Donnant donnant

janvier 28, 2008

 

Ceci est un billet rédigé dans le cadre du premier carnaval des blogs médicaux, dont le thème est “relation soignants / soignés”

 

 

“Je n’ai jamais vu un service où on écoute autant les patients !” s’écrie-t’elle tout à coup, avant de tourner les talons et de quitter précipitamment la pièce, nous laissant toutes les deux seules.

Je reste quelques secondes perplexe, me demandant où elle a bien pu exercer auparavant, car personnellement je n’ai jamais vu un service où on écoute si peu les patients.

Je ne m’occupe que depuis quelques jours de Mme T., depuis que nous (les internes) avons changé de secteur au sein du service. Elle est hospitalisée depuis le début de notre stage, donc bien sûr je la connais un peu, ayant suivit au fil des transmissions médicales ses extubations et réintubations à répétition.

Durant ces quelques jours, j’ai vite constaté que Mme T. ne manquait ni de courage, ni de motivation, et qu’elle était prête à nous suivre dans toutes nos expériences, si tant est qu’on ai pris le temps de lui en expliquer les tenants et les aboutissants. Malgré la sonde d’intubation l’obligeant au mutisme, communiquer avec elle est facile, et nous avions longuement discuté les jours précédents des modalités de son extubation. Pas question alors de baisser les bras si tôt.

Jusqu’à présent, toutes les tentatives de ventilation non invasive avec Mme T. se sont révélées infructueuses, elle ne supporte pas la machine. Je décide donc de reprendre tout à zéro.

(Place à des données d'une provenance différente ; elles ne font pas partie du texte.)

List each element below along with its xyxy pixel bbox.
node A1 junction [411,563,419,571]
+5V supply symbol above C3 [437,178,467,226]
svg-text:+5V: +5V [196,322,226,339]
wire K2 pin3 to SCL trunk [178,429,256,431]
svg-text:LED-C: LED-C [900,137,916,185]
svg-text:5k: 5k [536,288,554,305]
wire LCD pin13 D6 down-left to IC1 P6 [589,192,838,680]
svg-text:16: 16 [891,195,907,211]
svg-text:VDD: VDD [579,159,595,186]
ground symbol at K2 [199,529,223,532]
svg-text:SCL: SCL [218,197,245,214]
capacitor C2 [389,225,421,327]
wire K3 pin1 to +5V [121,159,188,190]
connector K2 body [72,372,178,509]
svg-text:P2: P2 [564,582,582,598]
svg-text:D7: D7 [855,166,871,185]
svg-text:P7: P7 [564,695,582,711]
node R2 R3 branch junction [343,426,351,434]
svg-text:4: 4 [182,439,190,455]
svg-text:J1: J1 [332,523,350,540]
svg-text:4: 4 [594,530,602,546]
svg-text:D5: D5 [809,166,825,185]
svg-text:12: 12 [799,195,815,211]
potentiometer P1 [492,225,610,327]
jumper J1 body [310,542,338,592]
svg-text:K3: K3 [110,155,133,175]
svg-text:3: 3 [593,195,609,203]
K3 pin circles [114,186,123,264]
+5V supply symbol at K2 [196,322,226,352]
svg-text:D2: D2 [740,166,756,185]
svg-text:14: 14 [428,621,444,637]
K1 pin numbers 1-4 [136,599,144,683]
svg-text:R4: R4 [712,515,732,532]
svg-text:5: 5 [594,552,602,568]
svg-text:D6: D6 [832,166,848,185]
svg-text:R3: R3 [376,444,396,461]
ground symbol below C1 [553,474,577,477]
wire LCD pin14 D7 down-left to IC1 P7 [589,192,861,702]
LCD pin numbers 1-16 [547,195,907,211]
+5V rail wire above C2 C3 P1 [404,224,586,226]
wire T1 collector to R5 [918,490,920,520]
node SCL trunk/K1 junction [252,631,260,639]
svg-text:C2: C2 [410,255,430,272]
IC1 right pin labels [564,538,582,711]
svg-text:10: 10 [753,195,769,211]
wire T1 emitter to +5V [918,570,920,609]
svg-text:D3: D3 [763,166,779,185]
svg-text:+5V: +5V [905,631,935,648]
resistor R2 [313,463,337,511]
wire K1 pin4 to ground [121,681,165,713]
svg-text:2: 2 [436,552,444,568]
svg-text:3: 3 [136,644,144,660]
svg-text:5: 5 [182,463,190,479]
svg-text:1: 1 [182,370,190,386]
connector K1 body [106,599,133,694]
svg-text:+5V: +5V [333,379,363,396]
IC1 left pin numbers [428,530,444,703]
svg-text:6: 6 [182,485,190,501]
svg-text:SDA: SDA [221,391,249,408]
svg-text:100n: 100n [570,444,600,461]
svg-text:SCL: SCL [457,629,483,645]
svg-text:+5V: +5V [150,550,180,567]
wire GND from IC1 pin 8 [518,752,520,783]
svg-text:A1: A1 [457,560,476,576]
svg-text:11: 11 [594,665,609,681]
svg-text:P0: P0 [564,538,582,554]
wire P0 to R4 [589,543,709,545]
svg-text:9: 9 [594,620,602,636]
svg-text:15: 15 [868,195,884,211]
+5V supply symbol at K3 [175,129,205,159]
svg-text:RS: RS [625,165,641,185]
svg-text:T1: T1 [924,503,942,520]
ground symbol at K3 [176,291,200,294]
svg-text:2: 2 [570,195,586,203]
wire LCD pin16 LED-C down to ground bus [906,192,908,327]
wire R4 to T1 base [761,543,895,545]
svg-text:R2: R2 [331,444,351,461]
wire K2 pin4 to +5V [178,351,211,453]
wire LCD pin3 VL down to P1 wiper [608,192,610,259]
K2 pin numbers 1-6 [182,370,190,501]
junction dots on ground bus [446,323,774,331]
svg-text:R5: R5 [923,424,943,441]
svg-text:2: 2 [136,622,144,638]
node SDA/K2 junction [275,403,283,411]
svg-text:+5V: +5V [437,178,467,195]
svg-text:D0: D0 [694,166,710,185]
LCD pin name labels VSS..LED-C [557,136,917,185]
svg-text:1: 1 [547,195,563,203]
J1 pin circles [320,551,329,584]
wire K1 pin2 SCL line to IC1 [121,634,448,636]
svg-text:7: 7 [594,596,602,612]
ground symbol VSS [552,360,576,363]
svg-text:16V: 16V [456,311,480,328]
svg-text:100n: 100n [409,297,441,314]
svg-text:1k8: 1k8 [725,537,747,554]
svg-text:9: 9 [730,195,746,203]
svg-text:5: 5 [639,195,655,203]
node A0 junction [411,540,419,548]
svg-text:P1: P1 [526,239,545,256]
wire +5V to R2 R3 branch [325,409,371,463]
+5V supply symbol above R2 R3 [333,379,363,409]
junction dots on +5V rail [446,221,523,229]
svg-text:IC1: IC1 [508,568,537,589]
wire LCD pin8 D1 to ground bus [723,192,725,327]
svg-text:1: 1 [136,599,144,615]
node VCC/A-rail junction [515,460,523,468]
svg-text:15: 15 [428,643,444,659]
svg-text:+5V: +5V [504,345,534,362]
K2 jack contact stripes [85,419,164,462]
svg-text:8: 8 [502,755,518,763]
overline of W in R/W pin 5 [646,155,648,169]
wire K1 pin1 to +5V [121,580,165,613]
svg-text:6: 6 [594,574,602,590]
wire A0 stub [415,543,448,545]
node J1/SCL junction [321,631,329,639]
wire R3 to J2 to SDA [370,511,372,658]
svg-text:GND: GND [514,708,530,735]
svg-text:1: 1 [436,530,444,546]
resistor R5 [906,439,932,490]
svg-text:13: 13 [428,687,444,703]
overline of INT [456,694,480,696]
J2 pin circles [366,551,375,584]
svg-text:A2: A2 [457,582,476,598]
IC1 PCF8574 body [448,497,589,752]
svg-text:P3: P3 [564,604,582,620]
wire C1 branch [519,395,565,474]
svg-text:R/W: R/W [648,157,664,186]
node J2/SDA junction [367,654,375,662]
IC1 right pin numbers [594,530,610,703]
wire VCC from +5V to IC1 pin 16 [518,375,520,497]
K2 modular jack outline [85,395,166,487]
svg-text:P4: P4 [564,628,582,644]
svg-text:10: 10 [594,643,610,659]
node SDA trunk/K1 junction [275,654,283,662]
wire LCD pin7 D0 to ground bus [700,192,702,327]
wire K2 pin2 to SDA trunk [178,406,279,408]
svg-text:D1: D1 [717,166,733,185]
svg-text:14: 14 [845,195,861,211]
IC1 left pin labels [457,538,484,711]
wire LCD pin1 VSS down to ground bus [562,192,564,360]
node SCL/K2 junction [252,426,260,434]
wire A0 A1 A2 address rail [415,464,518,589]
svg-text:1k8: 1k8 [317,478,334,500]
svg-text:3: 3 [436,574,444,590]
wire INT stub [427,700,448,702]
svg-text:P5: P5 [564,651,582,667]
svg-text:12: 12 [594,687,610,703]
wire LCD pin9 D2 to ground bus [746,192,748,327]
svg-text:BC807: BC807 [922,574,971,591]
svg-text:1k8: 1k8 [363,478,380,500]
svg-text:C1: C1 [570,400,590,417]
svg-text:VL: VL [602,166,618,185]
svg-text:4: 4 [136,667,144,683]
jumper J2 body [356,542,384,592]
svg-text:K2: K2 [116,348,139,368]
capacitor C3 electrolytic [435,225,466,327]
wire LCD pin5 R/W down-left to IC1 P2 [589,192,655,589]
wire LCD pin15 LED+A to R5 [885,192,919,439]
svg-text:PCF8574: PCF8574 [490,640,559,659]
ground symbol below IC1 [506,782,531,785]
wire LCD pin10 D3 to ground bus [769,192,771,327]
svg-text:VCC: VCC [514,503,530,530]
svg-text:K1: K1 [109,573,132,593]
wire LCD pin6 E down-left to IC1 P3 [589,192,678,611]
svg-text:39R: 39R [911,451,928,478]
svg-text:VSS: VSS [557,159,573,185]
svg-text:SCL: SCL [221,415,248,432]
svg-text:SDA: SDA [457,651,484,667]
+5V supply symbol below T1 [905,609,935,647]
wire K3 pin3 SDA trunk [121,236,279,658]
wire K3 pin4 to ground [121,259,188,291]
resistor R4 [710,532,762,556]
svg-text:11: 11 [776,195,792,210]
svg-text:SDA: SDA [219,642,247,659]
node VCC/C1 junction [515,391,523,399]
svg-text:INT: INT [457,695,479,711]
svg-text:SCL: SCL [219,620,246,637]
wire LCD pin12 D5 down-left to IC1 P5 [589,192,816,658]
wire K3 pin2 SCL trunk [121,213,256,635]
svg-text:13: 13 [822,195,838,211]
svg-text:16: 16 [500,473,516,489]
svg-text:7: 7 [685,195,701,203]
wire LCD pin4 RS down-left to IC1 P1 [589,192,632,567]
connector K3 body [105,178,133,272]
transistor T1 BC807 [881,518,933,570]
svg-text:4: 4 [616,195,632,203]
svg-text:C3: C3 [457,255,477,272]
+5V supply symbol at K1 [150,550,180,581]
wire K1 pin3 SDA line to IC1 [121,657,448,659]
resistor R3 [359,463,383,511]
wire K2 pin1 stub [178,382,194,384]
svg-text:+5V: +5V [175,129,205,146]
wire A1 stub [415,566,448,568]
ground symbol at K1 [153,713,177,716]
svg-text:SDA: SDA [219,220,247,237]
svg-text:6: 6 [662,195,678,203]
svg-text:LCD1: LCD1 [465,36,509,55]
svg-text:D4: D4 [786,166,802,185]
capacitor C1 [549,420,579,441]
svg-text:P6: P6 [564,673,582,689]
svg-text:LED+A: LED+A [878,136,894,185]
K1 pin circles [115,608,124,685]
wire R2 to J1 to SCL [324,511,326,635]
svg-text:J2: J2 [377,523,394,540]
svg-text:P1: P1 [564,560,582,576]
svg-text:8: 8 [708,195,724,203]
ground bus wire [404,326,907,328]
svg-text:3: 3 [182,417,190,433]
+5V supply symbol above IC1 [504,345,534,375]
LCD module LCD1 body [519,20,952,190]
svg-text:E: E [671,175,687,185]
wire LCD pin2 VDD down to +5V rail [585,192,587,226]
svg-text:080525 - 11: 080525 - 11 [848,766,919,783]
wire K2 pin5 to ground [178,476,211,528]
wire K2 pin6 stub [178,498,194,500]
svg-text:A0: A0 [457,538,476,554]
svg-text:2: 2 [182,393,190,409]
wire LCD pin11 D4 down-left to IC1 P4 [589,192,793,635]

Sa maladie et ses conséquences, pourquoi nous avons jugé qu’il était temps de l’extuber à nouveau. Pourquoi nous pensons que la VNI peut l’aider. Je m’interromps régulièrement pour lui laisser le temps de poser ses questions, auxquelles je réponds le plus honnêtement possible.

Enfin, je lui explique comment fonctionne le ventilateur, de A à Z.

“Alors, on essaye à nouveau ?”

“Et si ça ne marche pas ?”

“ça va marcher, ayez confiance” lui réponds-je en lui prenant la main. et à la façon dont elle me rends mon sourire, je sais que l’avenir me donnera raison et que je ne lui aurais pas menti.

Je crois que nous aurions été les personnages d’un film, que les choses ne se seraient pas mieux passées. Comme quoi il n’y a pas que dans Urgences que les docteurs soignent avec des poignées de mains et des sourires.

Une fois le masque installé, et la machine mise en route, je lui réexplique encore le principe, sans lui lâcher la main, et en quelque secondes, c’est le déclic, elle a compris comment il fallait s’y prendre.

Dix jours plus tard, elle part en rééducation. Elle me remercie d’avoir été là pour elle. je lui ai sauvé la vie me dit-elle.

C’est la première fois qu’on me dit ça.